Shredding confidential information to protect personal information and sensitive corporate data makes solid business sense, especially when you consider the increasing financial cost of a security breach, not to mention the significant reputation damage that follows. Statistics show it can take as long as a year to recover from a security breach! Would your business survive?
With growing security threats worldwide, and more stringent privacy regulations, small and large businesses need to take steps to avoid becoming the latest victim of identity theft and fraud.
Want a few more good reasons to shred confidential information?
- Minimize the risk of a security breach – 43% of security breaches are caused by physical means like dumpster diving. If information is shredded, there’s nothing in the trash for data thieves and it reduces your risk of a breach.
- Prevent identity theft – One in 10 people are already victims of the fastest growing form of fraud worldwide. Shredding information at the source minimizes the risk of confidential information getting into the wrong hands.

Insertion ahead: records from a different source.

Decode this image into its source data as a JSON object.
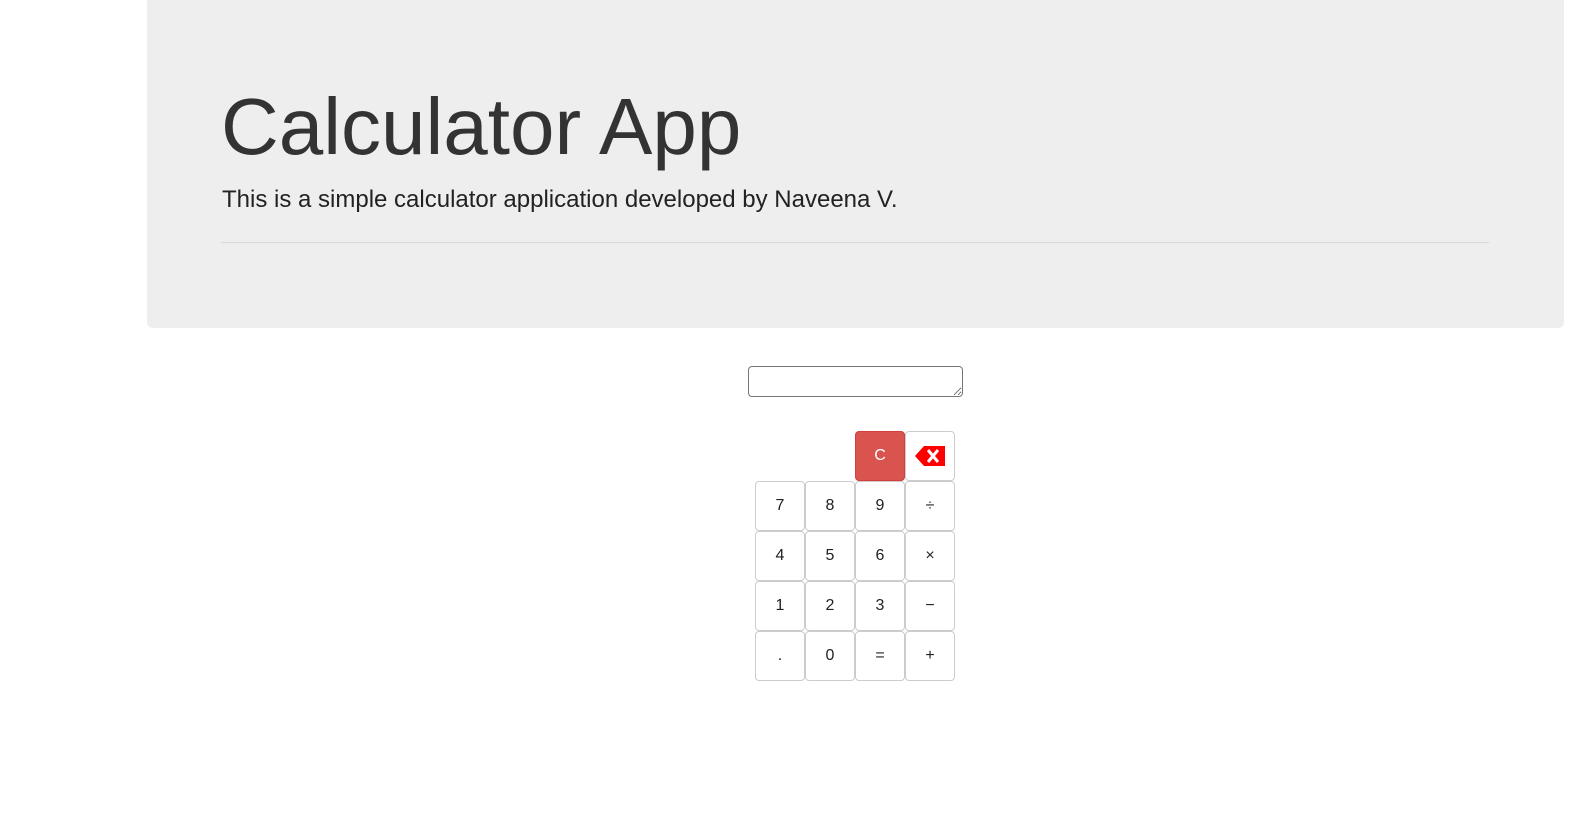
{
  "header": {
    "title": "Calculator App",
    "subtitle": "This is a simple calculator application developed by Naveena V."
  },
  "display": {
    "value": ""
  },
  "keypad": {
    "clear_label": "C",
    "backspace_icon": "backspace-icon",
    "backspace_color": "#ff0000",
    "clear_color": "#d9534f",
    "rows": [
      [
        "7",
        "8",
        "9",
        "÷"
      ],
      [
        "4",
        "5",
        "6",
        "×"
      ],
      [
        "1",
        "2",
        "3",
        "−"
      ],
      [
        ".",
        "0",
        "=",
        "+"
      ]
    ]
  }
}
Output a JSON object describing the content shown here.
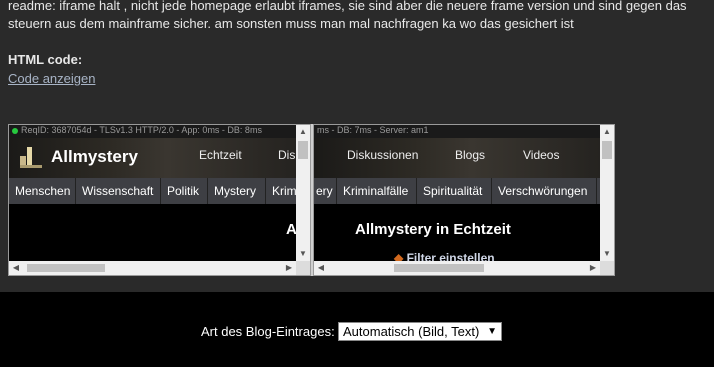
{
  "readme": {
    "line1": "readme: iframe halt , nicht jede homepage erlaubt iframes, sie sind aber die neuere frame version und sind gegen das",
    "line2": "steuern aus dem mainframe sicher. am sonsten muss man mal nachfragen ka wo das gesichert ist"
  },
  "html_code": {
    "label": "HTML code:",
    "link": "Code anzeigen"
  },
  "frame1": {
    "req": "ReqID: 3687054d - TLSv1.3 HTTP/2.0 - App: 0ms - DB: 8ms",
    "logo": "Allmystery",
    "nav": [
      "Echtzeit",
      "Dis"
    ],
    "cats": [
      "Menschen",
      "Wissenschaft",
      "Politik",
      "Mystery",
      "Krim"
    ],
    "title": "A"
  },
  "frame2": {
    "req": "ms - DB: 7ms - Server: am1",
    "nav": [
      "Diskussionen",
      "Blogs",
      "Videos"
    ],
    "cats": [
      "ery",
      "Kriminalfälle",
      "Spiritualität",
      "Verschwörungen"
    ],
    "title": "Allmystery in Echtzeit",
    "filter": "Filter einstellen"
  },
  "blog": {
    "label": "Art des Blog-Eintrages:",
    "selected": "Automatisch (Bild, Text)"
  },
  "icons": {
    "status": "green-dot-icon",
    "logo": "allmystery-logo-icon",
    "scroll_up": "arrow-up-icon",
    "scroll_down": "arrow-down-icon",
    "scroll_left": "arrow-left-icon",
    "scroll_right": "arrow-right-icon",
    "dropdown": "chevron-down-icon"
  },
  "colors": {
    "status_green": "#27c93f",
    "link": "#a8b4c6",
    "category_bar": "#3e3f44"
  }
}
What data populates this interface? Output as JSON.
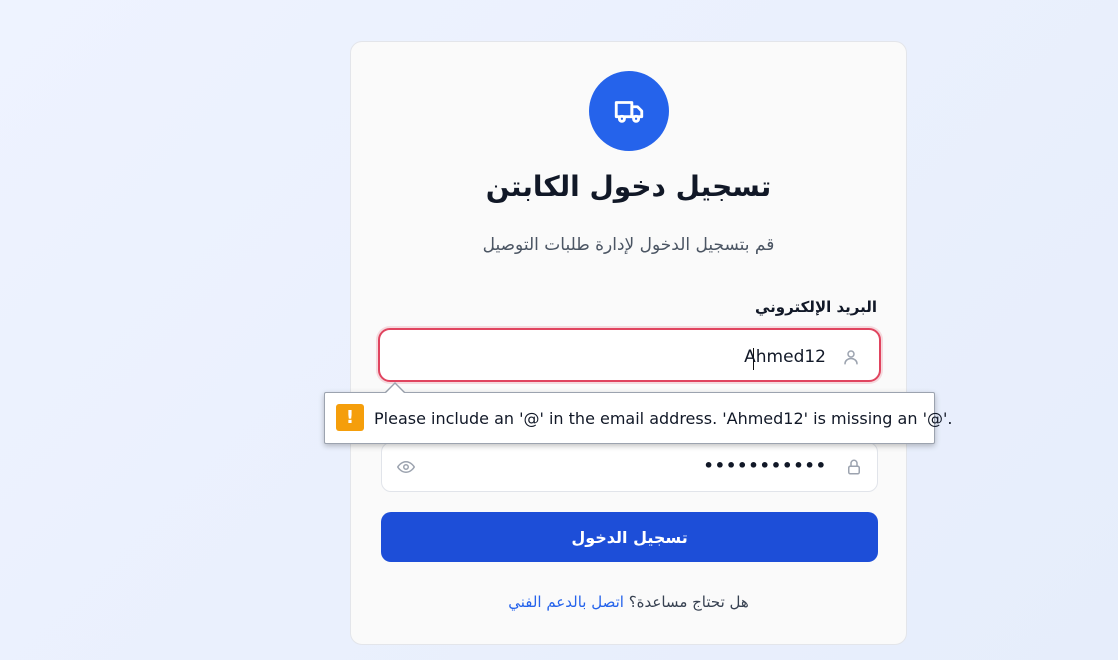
{
  "header": {
    "title": "تسجيل دخول الكابتن",
    "subtitle": "قم بتسجيل الدخول لإدارة طلبات التوصيل"
  },
  "form": {
    "email_label": "البريد الإلكتروني",
    "email_value": "Ahmed12",
    "password_value": "•••••••••••",
    "submit_label": "تسجيل الدخول"
  },
  "validation": {
    "message": "Please include an '@' in the email address. 'Ahmed12' is missing an '@'.",
    "icon": "warning-icon"
  },
  "help": {
    "question": "هل تحتاج مساعدة؟",
    "link": "اتصل بالدعم الفني"
  },
  "colors": {
    "primary": "#2563eb",
    "button": "#1d4ed8",
    "error_border": "#e0445f",
    "warning": "#f59e0b"
  },
  "icons": {
    "logo": "truck-icon",
    "email": "user-icon",
    "password": "lock-icon",
    "toggle_visibility": "eye-icon"
  }
}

- Enhance privacy protection – 41% of privacy breaches are caused by simple human error. By implementing a shred-all policy, you can eliminate document management confusion.
- Improve legislative compliance – Shredding documents before disposal, secure chain-of-custody procedures and a certificate of destruction are part of a comprehensive strategy that helps large and small businesses comply with increasingly stringent privacy laws.
- Reduce environmental impact – Each person generates 6.4 lbs. of a garbage every day so it’s not surprising businesses are looking at more sustainable practices that won't compromise privacy protection. Recycling paper after it has been securely shredded is one way to reduce a corporation’s environmental footprint.
- Secure more than paper – Comprehensive information security means looking after electronics, hard drives and DVDs, as well as other proprietary non paper items like prototypes, product samples, medical bracelets, cheques, cards and casino chips.
Document management, legislative compliance and privacy protection doesn't need to be complicated, but with the increasing threats out there, businesses can no longer afford to wait to take action on information security. Reputation damage, fines and lost sales are too high a price to pay.
The risk of printed information falling into the wrong hands remains a constant threat, despite increased use of technology and computers to exchange information. Files may be shared electronically, but printed copies are still the norm and the information they contain is often easier to obtain than the originals saved on a computer.